You never need to end a friendship, unless there is some sort of wrong doing the other person.

I’ve had one friend that I’ve know for nearly 30 years. I haven’t talked with him for at least five years, and last exchange was not pleasant. I still count him as a friend, and I hope he considers me the same. He and I will get together again one day, and I will do everything I can to make it a good experience. Despite misunderstandings he was a very significant person in my life.

Don’t be too final too soon.

I’ve had one friend for 26 years. (I’m 35). Another for 15 years, and my best friend and I have been tight for 11 years. With each of these friendships, especially the 26 -ear one, we go through periods of not being terribly close. Several times I’ve thought the friendship had run its course, when things turned around.

Look at it this way: You aren’t the same person you were 5 years ago, or 10 years ago. This may mean the friendship has run its course. Or, as has been my experience, the friendship needs to grounded in something different. In that 26-year friendship, we were childhood buddies at first. My buddy got into girls while I became a juvenile delinquent. We were best friends in name only in high school. In college, we found we liked the same type of music. After college, we developed into complete opposites. But we both love baseball. That ties us together. Also, the sheer number of adventures we’ve had together has made for a bond.

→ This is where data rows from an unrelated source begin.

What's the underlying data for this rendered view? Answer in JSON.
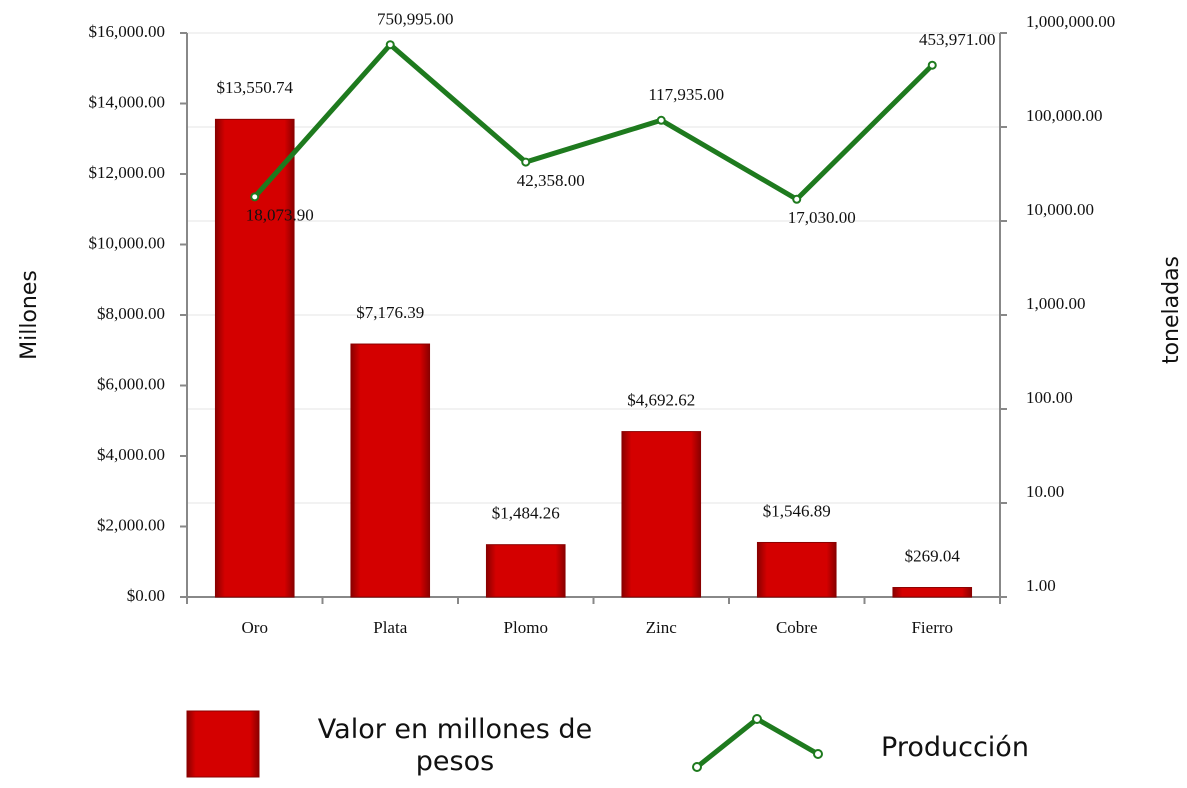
{
  "chart_data": {
    "type": "bar",
    "categories": [
      "Oro",
      "Plata",
      "Plomo",
      "Zinc",
      "Cobre",
      "Fierro"
    ],
    "y_label": "Millones",
    "y2_label": "toneladas",
    "ylim": [
      0,
      16000
    ],
    "yticks": [
      {
        "value": 0,
        "label": "$0.00"
      },
      {
        "value": 2000,
        "label": "$2,000.00"
      },
      {
        "value": 4000,
        "label": "$4,000.00"
      },
      {
        "value": 6000,
        "label": "$6,000.00"
      },
      {
        "value": 8000,
        "label": "$8,000.00"
      },
      {
        "value": 10000,
        "label": "$10,000.00"
      },
      {
        "value": 12000,
        "label": "$12,000.00"
      },
      {
        "value": 14000,
        "label": "$14,000.00"
      },
      {
        "value": 16000,
        "label": "$16,000.00"
      }
    ],
    "y2lim": [
      1,
      1000000
    ],
    "y2scale": "log",
    "y2ticks": [
      {
        "value": 1,
        "label": "1.00"
      },
      {
        "value": 10,
        "label": "10.00"
      },
      {
        "value": 100,
        "label": "100.00"
      },
      {
        "value": 1000,
        "label": "1,000.00"
      },
      {
        "value": 10000,
        "label": "10,000.00"
      },
      {
        "value": 100000,
        "label": "100,000.00"
      },
      {
        "value": 1000000,
        "label": "1,000,000.00"
      }
    ],
    "grid": true,
    "series": [
      {
        "name": "Valor en millones de pesos",
        "type": "bar",
        "color": "#c00000",
        "values": [
          13550.74,
          7176.39,
          1484.26,
          4692.62,
          1546.89,
          269.04
        ],
        "value_labels": [
          "$13,550.74",
          "$7,176.39",
          "$1,484.26",
          "$4,692.62",
          "$1,546.89",
          "$269.04"
        ]
      },
      {
        "name": "Producción",
        "type": "line",
        "axis": "y2",
        "color": "#1e7a1e",
        "values": [
          18073.9,
          750995,
          42358,
          117935,
          17030,
          453971
        ],
        "value_labels": [
          "18,073.90",
          "750,995.00",
          "42,358.00",
          "117,935.00",
          "17,030.00",
          "453,971.00"
        ]
      }
    ]
  }
}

Well, I ended a friendship not too long ago. It was a bit over a year. Not much in the big perspective, but quite a bit when it’s 1/18 of your life. She was my best friend throughout my Senior year of HS. When I fell in love with someone who didn’t love me back, she’s the one I talked to. When I couldn’t make it here at college, she’s the one who would listen.

I was hurting her.

I’m not doing so well here at college, and she was the only person I knew (outside of the boards) enough to confide in. I confided (confed) too much. She (apparently) worried about me a lot. Her boyfriend told her he wished I’d leave her alone, because she worried about me so much. She told me this. I realized he was right. I didn’t talk to her anymore after that.

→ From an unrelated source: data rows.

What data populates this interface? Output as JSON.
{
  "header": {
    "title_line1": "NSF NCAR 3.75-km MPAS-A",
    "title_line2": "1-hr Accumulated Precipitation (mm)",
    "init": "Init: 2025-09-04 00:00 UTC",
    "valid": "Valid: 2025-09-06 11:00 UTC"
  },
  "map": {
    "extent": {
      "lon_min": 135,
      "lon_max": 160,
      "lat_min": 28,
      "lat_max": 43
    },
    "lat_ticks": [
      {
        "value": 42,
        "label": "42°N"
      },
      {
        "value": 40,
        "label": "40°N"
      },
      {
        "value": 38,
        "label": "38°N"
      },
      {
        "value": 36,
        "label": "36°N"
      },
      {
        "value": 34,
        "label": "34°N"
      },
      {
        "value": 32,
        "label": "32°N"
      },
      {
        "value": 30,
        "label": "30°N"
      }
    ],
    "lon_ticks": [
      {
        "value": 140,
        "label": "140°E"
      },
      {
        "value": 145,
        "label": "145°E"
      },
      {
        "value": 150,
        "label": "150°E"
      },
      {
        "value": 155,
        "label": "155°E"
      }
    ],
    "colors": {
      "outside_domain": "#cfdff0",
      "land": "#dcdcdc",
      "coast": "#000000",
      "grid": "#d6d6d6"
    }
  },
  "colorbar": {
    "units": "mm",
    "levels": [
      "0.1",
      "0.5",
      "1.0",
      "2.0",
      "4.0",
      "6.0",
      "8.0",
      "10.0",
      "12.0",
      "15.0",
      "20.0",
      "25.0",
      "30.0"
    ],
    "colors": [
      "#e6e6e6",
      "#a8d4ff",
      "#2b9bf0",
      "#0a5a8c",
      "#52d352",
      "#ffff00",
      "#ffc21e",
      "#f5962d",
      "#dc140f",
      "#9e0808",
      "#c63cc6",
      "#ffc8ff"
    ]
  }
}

I was always the one who initiated the conversations, so really not much changed from her end. One less little box to pop up on her screen.

We’ve talked not very much since then, and she doesn’t seem to be too upset about everything.

Which is not to say that I’m not.

She won’t be replaced.

People go through phases like that. Friends see them through. You may find this hard to believe, but you could have gone through a self-absorbed phase and your friend just waited it out.

Your friend probably isn’t even aware of your feelings.I think it is time for you two to have a serious discussion about this.You are taking a chance of the situation getting extremely out of control to the point talking will not be an alternative.If you have a problem addressing the problem print out what has been said from this thread. Let the print out work as a bandaid and you both will heal.